The Offering is expected to close at a price of C $0.10, which represents an approximate 10% discount to the closing price on August 12, 2019. ARC Fund II will receive approximately 20 million shares of common stock in exchange for its U.S. $1.5 million (C $1.9 million) investment.
If the Offering is completed, ARC Fund II ownership will increase from around 81% to approximately 92% of the issued and outstanding common shares of the Corporation.
This press release is being issued less than 21 days before the expected date of the closing of the Offering as the additional working capital is required prior to the end August and in light of ARC Fund II's intention to make a going-private offer, is reasonable in the circumstances.
The shares issued in the Offering are subject to a hold period.
Cautivo is an exploration company focused on acquiring, exploring and, if warranted, developing gold, silver, copper, zinc and lead mineral properties. The Las Lomas Project comprises the main asset of the Corporation. The Las Lomas Project consists of 51 existing or pending mining concessions totaling 31,530 ha, located in the Department of Piura in northern Peru, near the Ecuador border. Other assets of Cautivo are 7 mining concessions totaling 3,000 hectares in the La Libertad Region of Peru. Cautivo's mining concessions are still in early-stage exploration and thus lack any reserve or resource estimation yet. The common shares of Cautivo trade on the Canadian Securities Exchange under the symbol "CAI".
Forward-Looking Information and Statements
This news release contains certain forward-looking information and statements (collectively referred to herein as "Forward-Looking Statements") within the meaning of applicable securities laws. The use of any of the words "expect", "anticipate", "continue", "estimate", "may", "will", "project", "should", "believe", "plans", "intends" and similar expressions are intended to identify Forward-Looking Statements.
Forward-Looking Statements are based on a number of expectations or assumptions, which have been used to develop such information and statements but which may prove to be incorrect. Although the Corporation believe the expectations and assumptions reflected in such Forward-Looking Statements are reasonable, undue reliance should not be placed on Forward-Looking Statements because Cautivo can give no assurance that such expectations and assumptions will prove to be correct. The Forward-Looking Statements included in this news release are not guarantees of future performance and should not be unduly relied upon. Such information and statements, including the assumptions made in respect thereof, involve known and unknown risks, uncertainties and other factors, which may cause actual results or events to differ materially from those anticipated in such Forward-Looking Statements, including, without limitation, (i) those risks listed under the heading "Risk Factors" in the Company's Interim MD&A dated May 30, 2019 and Final Prospectus dated July 10, 2017 (ii) other risks, which are beyond the control of the Corporation.

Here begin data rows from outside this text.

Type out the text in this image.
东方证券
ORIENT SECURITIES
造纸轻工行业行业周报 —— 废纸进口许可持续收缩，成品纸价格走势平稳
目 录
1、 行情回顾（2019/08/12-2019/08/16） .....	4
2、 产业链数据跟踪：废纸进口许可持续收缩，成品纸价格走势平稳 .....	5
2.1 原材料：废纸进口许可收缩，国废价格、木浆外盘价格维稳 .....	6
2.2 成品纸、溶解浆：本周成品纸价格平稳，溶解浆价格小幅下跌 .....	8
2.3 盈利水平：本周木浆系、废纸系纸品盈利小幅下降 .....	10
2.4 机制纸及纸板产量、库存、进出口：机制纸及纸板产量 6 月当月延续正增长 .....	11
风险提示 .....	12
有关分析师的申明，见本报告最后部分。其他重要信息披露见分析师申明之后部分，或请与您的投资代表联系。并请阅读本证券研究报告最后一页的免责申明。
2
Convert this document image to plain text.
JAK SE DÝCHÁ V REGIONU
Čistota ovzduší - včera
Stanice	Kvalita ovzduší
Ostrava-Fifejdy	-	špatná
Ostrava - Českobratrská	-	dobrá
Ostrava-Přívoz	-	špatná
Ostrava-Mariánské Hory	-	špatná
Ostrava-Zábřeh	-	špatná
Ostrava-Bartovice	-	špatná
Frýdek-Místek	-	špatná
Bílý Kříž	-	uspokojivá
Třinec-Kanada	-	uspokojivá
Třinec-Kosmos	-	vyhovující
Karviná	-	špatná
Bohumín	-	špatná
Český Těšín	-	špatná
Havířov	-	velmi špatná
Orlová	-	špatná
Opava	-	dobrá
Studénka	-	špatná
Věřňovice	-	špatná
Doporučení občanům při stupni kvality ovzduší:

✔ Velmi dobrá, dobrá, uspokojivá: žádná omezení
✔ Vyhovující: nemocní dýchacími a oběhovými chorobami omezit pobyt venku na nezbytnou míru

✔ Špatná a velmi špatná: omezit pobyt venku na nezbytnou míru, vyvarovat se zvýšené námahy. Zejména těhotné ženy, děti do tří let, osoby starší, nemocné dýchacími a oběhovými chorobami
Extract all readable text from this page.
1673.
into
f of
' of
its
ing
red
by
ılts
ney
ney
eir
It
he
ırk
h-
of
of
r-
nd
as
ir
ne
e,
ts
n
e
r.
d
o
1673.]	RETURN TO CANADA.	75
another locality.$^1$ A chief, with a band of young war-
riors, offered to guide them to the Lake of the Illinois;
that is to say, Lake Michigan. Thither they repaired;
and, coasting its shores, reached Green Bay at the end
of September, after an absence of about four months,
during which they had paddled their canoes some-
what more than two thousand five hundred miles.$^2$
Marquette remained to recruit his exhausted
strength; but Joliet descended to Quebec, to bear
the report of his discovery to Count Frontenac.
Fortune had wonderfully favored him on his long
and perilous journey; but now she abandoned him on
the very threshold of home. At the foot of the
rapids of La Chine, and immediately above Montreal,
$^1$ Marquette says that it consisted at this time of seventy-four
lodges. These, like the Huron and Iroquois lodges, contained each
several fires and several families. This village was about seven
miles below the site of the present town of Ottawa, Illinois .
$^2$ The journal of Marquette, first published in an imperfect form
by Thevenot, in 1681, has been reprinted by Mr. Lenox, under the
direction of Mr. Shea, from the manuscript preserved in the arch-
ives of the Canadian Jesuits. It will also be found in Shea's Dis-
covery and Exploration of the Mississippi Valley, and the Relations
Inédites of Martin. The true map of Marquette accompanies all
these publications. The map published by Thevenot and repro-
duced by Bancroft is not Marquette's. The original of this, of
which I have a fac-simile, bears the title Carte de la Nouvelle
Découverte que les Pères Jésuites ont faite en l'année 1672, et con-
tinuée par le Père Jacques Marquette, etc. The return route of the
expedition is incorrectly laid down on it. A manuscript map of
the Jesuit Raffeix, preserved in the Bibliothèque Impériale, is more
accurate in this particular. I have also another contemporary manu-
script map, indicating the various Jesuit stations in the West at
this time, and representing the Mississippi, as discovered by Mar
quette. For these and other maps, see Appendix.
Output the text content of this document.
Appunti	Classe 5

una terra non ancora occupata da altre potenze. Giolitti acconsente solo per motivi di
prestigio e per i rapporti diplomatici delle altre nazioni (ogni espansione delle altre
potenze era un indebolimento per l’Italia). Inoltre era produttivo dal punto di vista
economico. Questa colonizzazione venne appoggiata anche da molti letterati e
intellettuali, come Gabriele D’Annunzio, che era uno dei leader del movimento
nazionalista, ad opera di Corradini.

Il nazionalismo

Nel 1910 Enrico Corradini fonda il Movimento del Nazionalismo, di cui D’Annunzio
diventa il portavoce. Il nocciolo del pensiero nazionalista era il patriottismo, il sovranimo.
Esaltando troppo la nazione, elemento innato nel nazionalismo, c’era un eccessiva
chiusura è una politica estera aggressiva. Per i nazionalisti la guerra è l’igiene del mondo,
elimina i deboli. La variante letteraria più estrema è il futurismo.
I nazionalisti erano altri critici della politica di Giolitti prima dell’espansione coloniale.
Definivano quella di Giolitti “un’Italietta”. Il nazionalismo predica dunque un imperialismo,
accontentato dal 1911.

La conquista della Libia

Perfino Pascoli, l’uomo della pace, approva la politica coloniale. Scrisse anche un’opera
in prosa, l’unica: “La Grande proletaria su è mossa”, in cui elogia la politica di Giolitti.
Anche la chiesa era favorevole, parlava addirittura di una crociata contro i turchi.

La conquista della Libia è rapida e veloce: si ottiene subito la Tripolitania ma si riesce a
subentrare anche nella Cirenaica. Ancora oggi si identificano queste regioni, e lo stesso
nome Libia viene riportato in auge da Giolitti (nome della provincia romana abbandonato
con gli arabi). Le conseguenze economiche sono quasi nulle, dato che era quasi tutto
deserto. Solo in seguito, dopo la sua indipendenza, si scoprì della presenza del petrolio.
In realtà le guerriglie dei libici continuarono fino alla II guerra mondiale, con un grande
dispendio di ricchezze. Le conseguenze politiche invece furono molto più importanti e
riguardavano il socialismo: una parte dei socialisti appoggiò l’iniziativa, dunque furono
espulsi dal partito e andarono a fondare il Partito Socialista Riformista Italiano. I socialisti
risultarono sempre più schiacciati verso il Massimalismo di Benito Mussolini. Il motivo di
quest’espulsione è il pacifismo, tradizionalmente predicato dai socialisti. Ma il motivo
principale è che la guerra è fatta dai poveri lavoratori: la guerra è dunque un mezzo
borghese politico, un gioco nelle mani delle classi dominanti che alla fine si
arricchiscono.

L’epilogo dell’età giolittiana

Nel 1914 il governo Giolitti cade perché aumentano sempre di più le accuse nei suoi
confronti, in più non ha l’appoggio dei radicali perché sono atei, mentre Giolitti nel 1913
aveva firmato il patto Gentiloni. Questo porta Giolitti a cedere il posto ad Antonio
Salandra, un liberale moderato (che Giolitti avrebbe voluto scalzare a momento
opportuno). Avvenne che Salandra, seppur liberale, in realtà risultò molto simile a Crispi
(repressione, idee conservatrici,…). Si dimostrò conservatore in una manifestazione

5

Should one or more of these risks or uncertainties materialize, or should assumptions underlying the Forward-Looking Statements prove incorrect, actual results, performance or achievements could vary materially from those expressed or implied by the Forward-Looking Statements contained in this news release.
The Forward-Looking Statements contained in this news release speak only as of the date of this news release, and the Corporation does not assume any obligation to publicly update or revise any of the included Forward-Looking Statements, whether as a result of new information, future events or otherwise, except as may be expressly required by applicable securities laws.